Après la guerre mondiale, les pays occidentaux ont fait le choix de
ne pas entrer en confrontation avec la Russie sur la question de la
petite Géorgie. Malgré la reconnaissance internationale et le statut
du membre de la SDN, la communauté internationale n’a pas fait
obstacle à l’occupation de la Géorgie par la Russie soviétique.
En ce début
de 21ème siècle, les relations internationales ont une
maturité différente. L’Union soviétique n’existe plus et malgré la
volonté et les tentatives du gouvernement actuel russe, son
rétablissement est impossible. De nombreux pays qui appartenaient
jadis au Pacte de Varsovie et à l’ex-URSS sont aujourd’hui membres
de l’OTAN et de l’Union Européenne. Lors du Sommet de l’OTAN à
Bucarest, début 2008, les alliés se sont entendus sur l’adhésion
future de la Géorgie. La Géorgie est membre de l’Organisation des
Nations Unies (ONU), du Conseil de l’Europe et de l’Organisation
pour la Sécurité et la Coopération en Europe (OSCE). Elle mène une
diplomatie active bilatérale ou multilatérale et progresse sur
le chemin d’intégration au sein des structures européennes et
euro-atlantiques.
Depuis la
restauration de son indépendance et notamment après la Révolution
des roses, la Géorgie construit un Etat démocratique dont la place
est dans la famille européenne et euro-atlantique. C’est précisément
grâce aux réformes démocratiques et à sa politique étrangère
orientée vers l’intégration aux institutions occidentales que
celle-ci est à présent possible.
Pour toutes
les raisons précédemment évoquées, mais également en raison de
l’importance de la situation géopolitique de la Géorgie, la
communauté internationale, notamment l’Union Européenne dirigée par
la France et les Etats Unis, est intervenue activement pour arrêter
l’agression russe d’août 2008. La Russie n’a pas, de ce fait,
atteint ses objectifs stratégiques. L'Etat géorgien, le gouvernement
démocratiquement élu continuent de fonctionner, la Géorgie poursuit
les réformes démocratiques et la mise en œuvre de sa politique
étrangère orientée vers l’occident.
A la
différence du siècle dernier, la communauté internationale a jugé
inadmissible la demande de Moscou de reconnaître la Géorgie et toute
la région comme « une zone d’intérêts privilégiés » de la Russie.

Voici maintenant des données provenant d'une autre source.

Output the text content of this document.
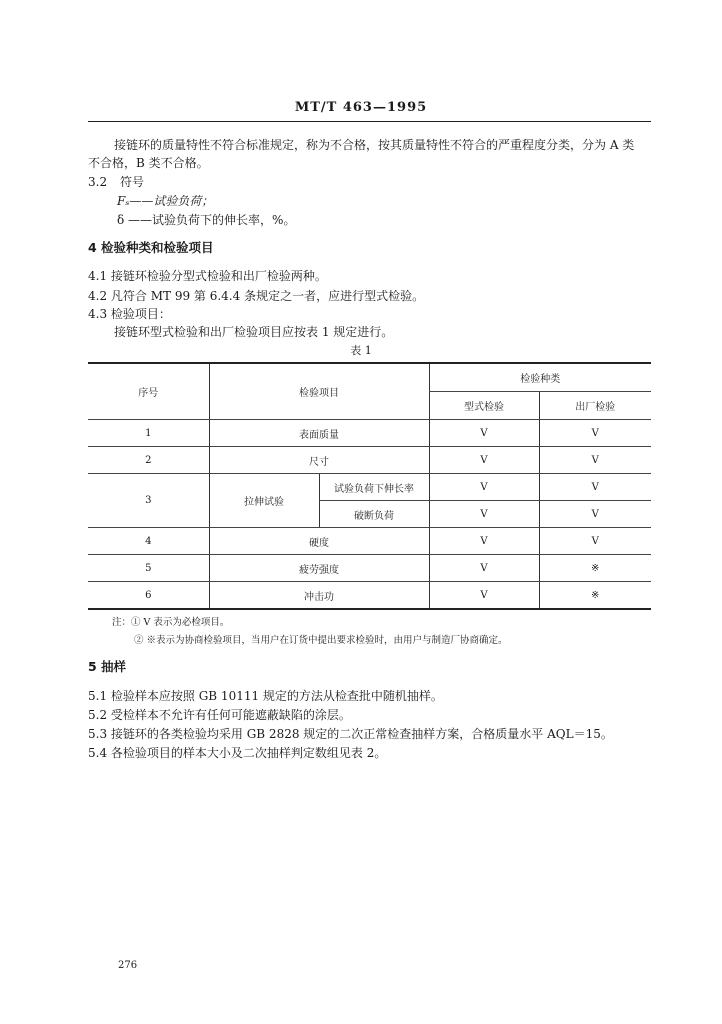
MT/T 463—1995
接链环的质量特性不符合标准规定，称为不合格，按其质量特性不符合的严重程度分类，分为 A 类
不合格，B 类不合格。
3.2 符号
Fₛ——试验负荷；
δ ——试验负荷下的伸长率，%。
4 检验种类和检验项目
4.1 接链环检验分型式检验和出厂检验两种。
4.2 凡符合 MT 99 第 6.4.4 条规定之一者，应进行型式检验。
4.3 检验项目：
接链环型式检验和出厂检验项目应按表 1 规定进行。
表 1
序号	检验项目		检验种类	
			型式检验	出厂检验
1	表面质量		V	V
2	尺寸		V	V
3	拉伸试验	试验负荷下伸长率	V	V
		破断负荷	V	V
4	硬度		V	V
5	疲劳强度		V	※
6	冲击功		V	※
注：① V 表示为必检项目。
② ※表示为协商检验项目，当用户在订货中提出要求检验时，由用户与制造厂协商确定。
5 抽样
5.1 检验样本应按照 GB 10111 规定的方法从检查批中随机抽样。
5.2 受检样本不允许有任何可能遮蔽缺陷的涂层。
5.3 接链环的各类检验均采用 GB 2828 规定的二次正常检查抽样方案，合格质量水平 AQL＝15。
5.4 各检验项目的样本大小及二次抽样判定数组见表 2。
276
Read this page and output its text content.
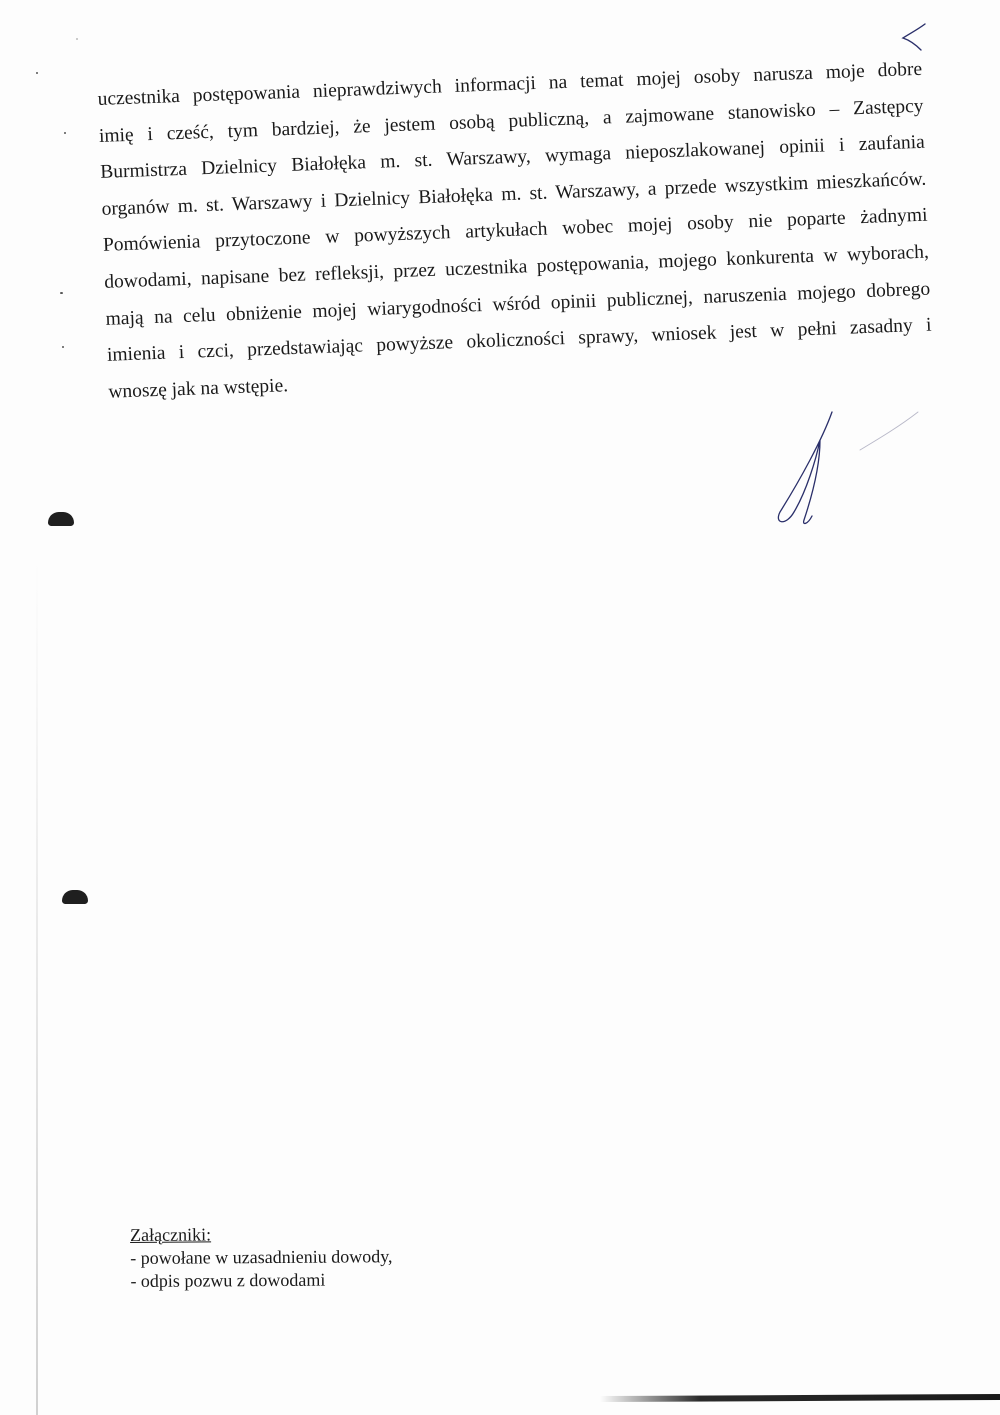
uczestnika postępowania nieprawdziwych informacji na temat mojej osoby narusza moje dobre
imię i cześć, tym bardziej, że jestem osobą publiczną, a zajmowane stanowisko – Zastępcy
Burmistrza Dzielnicy Białołęka m. st. Warszawy, wymaga nieposzlakowanej opinii i zaufania
organów m. st. Warszawy i Dzielnicy Białołęka m. st. Warszawy, a przede wszystkim mieszkańców.
Pomówienia przytoczone w powyższych artykułach wobec mojej osoby nie poparte żadnymi
dowodami, napisane bez refleksji, przez uczestnika postępowania, mojego konkurenta w wyborach,
mają na celu obniżenie mojej wiarygodności wśród opinii publicznej, naruszenia mojego dobrego
imienia i czci, przedstawiając powyższe okoliczności sprawy, wniosek jest w pełni zasadny i
wnoszę jak na wstępie.
Załączniki:
- powołane w uzasadnieniu dowody,
- odpis pozwu z dowodami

Les partenaires de la Géorgie ont également unanimement rejeté la
demande de la Russie reconnaître la prétendue indépendance des
territoires occupés et la légitimité des régimes mis en place par la
Russie. Malgré d’énormes efforts politiques et financiers de Moscou,
les régions occupées n’ont été reconnues que par le Venezuela, le
Nicaragua et le Nauru.
L’occupation
d'une partie du territoire et le renforcement du contingent
militaire russe dans les régions occupées incite le Gouvernement
géorgien à renforcer plus activement encore les bases démocratiques
de l’Etat pour satisfaire les attentes et garantir intégration
au sein des structures européennes et euro-atlantiques.
En dépit de
l'occupation militaire d'une partie de son territoire et de
l'embargo économique unilatéral russe, la Géorgie se développe. Ses
institutions étatiques se renforcent, la croissance économique est
au rendez-vous, les infrastructures sont en développement en
particulier dans le domaine touristique, les zones libres
économiques, industrielles et touristiques voient le jour. Le pays
qui était énergétiquement dépendant de la Russie, est, à présent
exportateur d’électricité dans différents pays, y compris en Russie.

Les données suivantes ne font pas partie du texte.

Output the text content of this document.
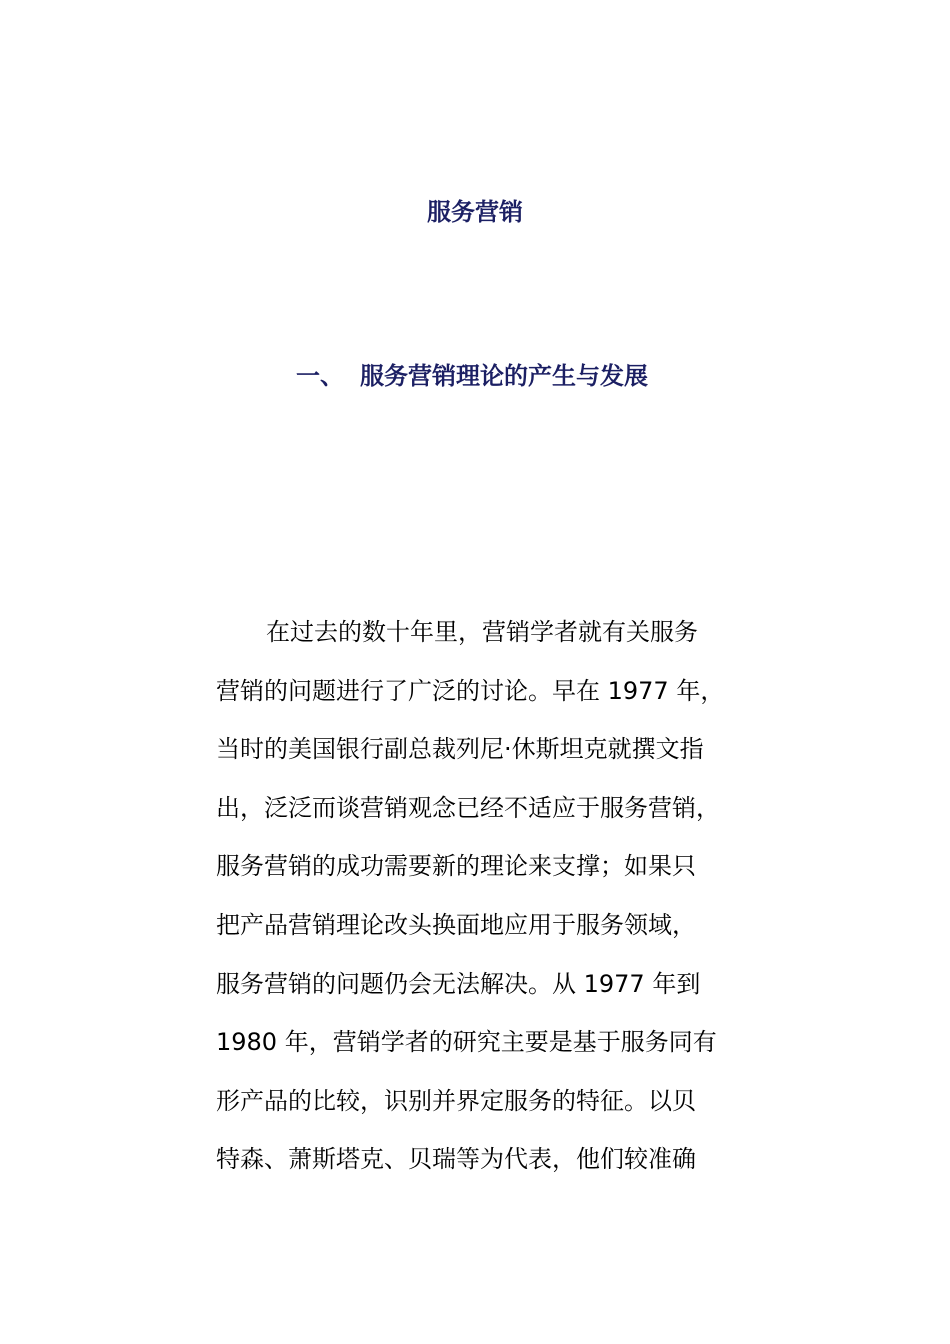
服务营销
一、 服务营销理论的产生与发展
在过去的数十年里，营销学者就有关服务
营销的问题进行了广泛的讨论。早在 1977 年，
当时的美国银行副总裁列尼·休斯坦克就撰文指
出，泛泛而谈营销观念已经不适应于服务营销，
服务营销的成功需要新的理论来支撑；如果只
把产品营销理论改头换面地应用于服务领域，
服务营销的问题仍会无法解决。从 1977 年到
1980 年，营销学者的研究主要是基于服务同有
形产品的比较，识别并界定服务的特征。以贝
特森、萧斯塔克、贝瑞等为代表，他们较准确
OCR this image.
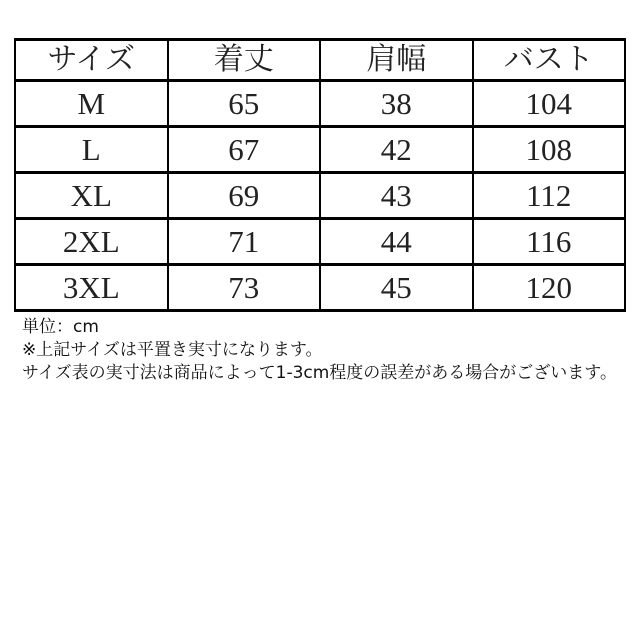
サイズ	着丈	肩幅	バスト
M	65	38	104
L	67	42	108
XL	69	43	112
2XL	71	44	116
3XL	73	45	120

単位：cm

※上記サイズは平置き実寸になります。

サイズ表の実寸法は商品によって1-3cm程度の誤差がある場合がございます。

L'embargo décrété par Moscou sur le vin et d'autres produits
géorgiens, a contraint à une salutaire diversification de
l'exportation, en particulier, en direction des pays de l'Union
européenne, ce qui a eu pour effet indirect de faire progresser
la qualité des produits.
La Géorgie a
signé avec l'Union européenne la « Convention visant à faciliter
la délivrance de visas et les réadmissions », les négociations
traitant de l' « Accord d'association » avancent
favorablement et, dans un avenir proche débuteront les négociations
sur la convention de libre échange. La Géorgie participe, en outre,
activement au programme européen le « Partenariat Oriental ». Enfin,
un mois après l'agression, en septembre 2008, la Commission OTAN -
Géorgie a été créée et supervise le processus d'adhésion de la
Géorgie à l'Alliance.
Aujourd'hui,
90 ans après l'occupation de Géorgie et 20 ans après la restauration
de son indépendance, le pays est en plein processus de
reconstruction. Le contexte international actuel et, ce qui est le
plus important, la volonté ferme du peuple géorgien, nous donne
l'assurance que nous menons à bien le processus entrepris par la
première République, qui prévoyait la construction d'un Etat
démocratique et que nous pourrons assurer rapidement l'intégration
de la Géorgie au sein de la famille européenne.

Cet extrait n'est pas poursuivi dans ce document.